I carefully grill him. 'What makes you think you love her ?'
He shoots back his typical hurried glance at me. There are faint signs of a sudden surge behind his eyes. That impugned temper again. But he's too drained to summon it. I imagine what Amar must look like when he's fuming. I persist. 'I think its a fallacy that you guys are living in. Ask yourself'
Amar turned his head towards the distant boulevard. He spoke without looking back.
'When I hear her speak, I almost instantaneously conclude that I am born to belong to her. That I could devote my whole existence to her in an eye blink. She speaks with such absolute certainty that it right away catches me wordless, cages me to her will. The consequence she wields on my will is astounding. I know I give her a hard time with my fickleness yet something about her inspires stability in me. She brings out a form of me which even I didn't know existed till she walked into my life. That form of me is content, in peace, believes in forgiving, and has an enthusiasm for life. If only I were different than I am, if only I could submit completely, bind myself to her in entirety, follow her like the springs seek the seas. If only I could surrender to that elusive composure.'
I remain mute. Don't want to interrupt his catharsis. He closes his eyes and resumes.
'You know Anupam, she's my reflection, I'm her shadow. I see her catching my movements, my motives, my expressions and I'm inseparable from her, even if she wants it or not. Its nature. Its inevitable. I drown myself completely in her essence. If only somehow, I could find a way to be with her. Its harrowing to be loved by her, embraced by her, only in my imagining. It is beyond what I am capable of holding down. I am thinking about her all the time.
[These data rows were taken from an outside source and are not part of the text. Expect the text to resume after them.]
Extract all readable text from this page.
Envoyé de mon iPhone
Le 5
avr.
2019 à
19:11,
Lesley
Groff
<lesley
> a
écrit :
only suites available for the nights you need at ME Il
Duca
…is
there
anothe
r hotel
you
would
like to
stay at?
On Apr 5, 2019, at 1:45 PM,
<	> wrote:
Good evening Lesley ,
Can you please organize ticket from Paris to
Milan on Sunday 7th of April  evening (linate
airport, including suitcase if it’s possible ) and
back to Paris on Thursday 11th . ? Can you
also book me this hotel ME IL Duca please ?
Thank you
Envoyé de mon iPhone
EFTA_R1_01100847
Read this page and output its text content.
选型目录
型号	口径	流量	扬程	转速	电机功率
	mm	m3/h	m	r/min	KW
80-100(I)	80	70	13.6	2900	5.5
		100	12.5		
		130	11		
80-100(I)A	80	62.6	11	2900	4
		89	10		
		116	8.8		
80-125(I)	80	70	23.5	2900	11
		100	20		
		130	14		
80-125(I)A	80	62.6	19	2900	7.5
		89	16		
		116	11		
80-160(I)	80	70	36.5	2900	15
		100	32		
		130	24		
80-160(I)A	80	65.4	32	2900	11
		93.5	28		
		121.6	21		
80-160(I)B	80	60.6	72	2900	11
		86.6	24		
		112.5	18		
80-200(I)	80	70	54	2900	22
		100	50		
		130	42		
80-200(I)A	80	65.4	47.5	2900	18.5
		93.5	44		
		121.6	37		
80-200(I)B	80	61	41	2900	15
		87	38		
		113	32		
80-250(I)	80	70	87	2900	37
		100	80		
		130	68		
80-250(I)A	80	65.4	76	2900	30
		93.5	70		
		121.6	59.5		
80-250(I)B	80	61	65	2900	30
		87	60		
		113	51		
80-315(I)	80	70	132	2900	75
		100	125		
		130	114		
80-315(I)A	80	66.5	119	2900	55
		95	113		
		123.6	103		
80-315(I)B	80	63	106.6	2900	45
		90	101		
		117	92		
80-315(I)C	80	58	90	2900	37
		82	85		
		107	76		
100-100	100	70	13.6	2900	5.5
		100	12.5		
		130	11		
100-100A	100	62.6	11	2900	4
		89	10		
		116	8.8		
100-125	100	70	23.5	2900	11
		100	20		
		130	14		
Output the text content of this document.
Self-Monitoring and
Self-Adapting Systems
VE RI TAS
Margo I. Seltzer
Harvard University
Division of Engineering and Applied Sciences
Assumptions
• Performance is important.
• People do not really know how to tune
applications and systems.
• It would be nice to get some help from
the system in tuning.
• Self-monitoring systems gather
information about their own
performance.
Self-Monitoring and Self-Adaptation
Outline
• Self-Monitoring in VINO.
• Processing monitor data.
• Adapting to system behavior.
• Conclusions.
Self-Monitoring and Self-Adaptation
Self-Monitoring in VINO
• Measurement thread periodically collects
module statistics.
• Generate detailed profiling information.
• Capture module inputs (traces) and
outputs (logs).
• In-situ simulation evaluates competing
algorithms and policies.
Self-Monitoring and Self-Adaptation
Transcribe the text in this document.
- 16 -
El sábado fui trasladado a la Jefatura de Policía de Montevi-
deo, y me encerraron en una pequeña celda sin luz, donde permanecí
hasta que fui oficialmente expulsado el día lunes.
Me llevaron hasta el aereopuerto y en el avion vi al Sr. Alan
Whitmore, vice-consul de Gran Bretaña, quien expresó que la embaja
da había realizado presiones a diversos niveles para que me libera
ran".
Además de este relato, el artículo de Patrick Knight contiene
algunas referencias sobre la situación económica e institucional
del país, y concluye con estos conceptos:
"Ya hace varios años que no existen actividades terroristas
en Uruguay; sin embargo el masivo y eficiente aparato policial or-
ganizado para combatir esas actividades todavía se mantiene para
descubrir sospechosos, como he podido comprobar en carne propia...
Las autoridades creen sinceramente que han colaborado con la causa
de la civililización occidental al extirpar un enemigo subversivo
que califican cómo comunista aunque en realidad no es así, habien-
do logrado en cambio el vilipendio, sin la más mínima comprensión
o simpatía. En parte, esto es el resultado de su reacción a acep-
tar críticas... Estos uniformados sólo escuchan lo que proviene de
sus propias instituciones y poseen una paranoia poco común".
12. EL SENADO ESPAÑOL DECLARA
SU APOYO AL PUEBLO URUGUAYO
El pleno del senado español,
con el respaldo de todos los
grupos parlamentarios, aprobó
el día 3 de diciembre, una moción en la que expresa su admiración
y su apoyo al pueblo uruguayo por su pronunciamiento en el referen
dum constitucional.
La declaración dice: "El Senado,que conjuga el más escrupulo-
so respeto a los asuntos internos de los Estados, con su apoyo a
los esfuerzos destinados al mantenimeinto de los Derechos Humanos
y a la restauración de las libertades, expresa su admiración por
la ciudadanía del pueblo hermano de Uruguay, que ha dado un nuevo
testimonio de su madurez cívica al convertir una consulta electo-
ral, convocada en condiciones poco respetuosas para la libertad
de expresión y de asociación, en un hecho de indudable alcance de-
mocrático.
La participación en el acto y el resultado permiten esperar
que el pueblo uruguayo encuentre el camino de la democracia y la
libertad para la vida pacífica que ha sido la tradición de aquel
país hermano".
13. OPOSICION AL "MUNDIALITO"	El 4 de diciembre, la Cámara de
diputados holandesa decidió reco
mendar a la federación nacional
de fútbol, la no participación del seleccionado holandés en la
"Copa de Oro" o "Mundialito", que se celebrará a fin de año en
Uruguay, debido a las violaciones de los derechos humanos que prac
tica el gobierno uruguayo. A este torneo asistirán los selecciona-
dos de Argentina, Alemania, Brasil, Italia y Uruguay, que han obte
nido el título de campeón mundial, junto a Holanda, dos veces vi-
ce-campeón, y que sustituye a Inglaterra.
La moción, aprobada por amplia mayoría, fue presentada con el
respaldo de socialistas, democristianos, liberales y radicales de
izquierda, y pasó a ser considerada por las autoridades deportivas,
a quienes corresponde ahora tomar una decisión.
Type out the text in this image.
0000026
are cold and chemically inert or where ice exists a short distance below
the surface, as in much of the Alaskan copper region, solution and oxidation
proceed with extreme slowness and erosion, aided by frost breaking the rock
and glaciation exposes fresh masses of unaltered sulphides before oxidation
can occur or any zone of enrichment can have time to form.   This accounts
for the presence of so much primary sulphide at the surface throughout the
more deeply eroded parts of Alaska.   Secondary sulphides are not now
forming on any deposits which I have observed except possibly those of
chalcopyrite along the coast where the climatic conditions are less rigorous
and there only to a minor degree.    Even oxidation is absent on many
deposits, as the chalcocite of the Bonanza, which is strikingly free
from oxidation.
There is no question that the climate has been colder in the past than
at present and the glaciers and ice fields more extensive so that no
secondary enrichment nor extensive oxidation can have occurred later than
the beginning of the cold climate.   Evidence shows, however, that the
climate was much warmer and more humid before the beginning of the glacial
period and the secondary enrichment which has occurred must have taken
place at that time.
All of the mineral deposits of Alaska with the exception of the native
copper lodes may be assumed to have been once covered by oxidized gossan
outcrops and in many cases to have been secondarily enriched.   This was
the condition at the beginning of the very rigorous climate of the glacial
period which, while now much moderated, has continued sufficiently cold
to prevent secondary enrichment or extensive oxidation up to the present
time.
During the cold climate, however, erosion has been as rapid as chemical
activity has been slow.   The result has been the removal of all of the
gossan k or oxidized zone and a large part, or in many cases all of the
Not a moment passes by without me imagining in what ways I would hold her close to my body. She'll always feel my love but perhaps never know of my longing.'
'Don't you think you should handle this with maturity. I mean obviously you two are worlds apart in time and distance. When the sun sets here, she's probably having her brunch and her evening begins when the world here has long slipped onto bed. So why not handle the situation with that consciousness within.' I retort, unable to hold back.
'I know. But have you ever waited for something so long before realizing that nothing, no force, no formula, no logic, no sermon of right and wrong can restrain you from seeking to attain it with finality and with certainty. Every drop of your blood coursing in your veins implores you to unite with it. And until you do it, you keep getting torn bit by bit. 'As a famous writer once put it 'to not be able to love the one you love is to have your life wrenched away'. I mean, you're amiable now and irritable the next moment. The ache leaves you momentarily only to return with renewed force. As your soul searches for her, its her and only her words of reassurance which can calm your rage.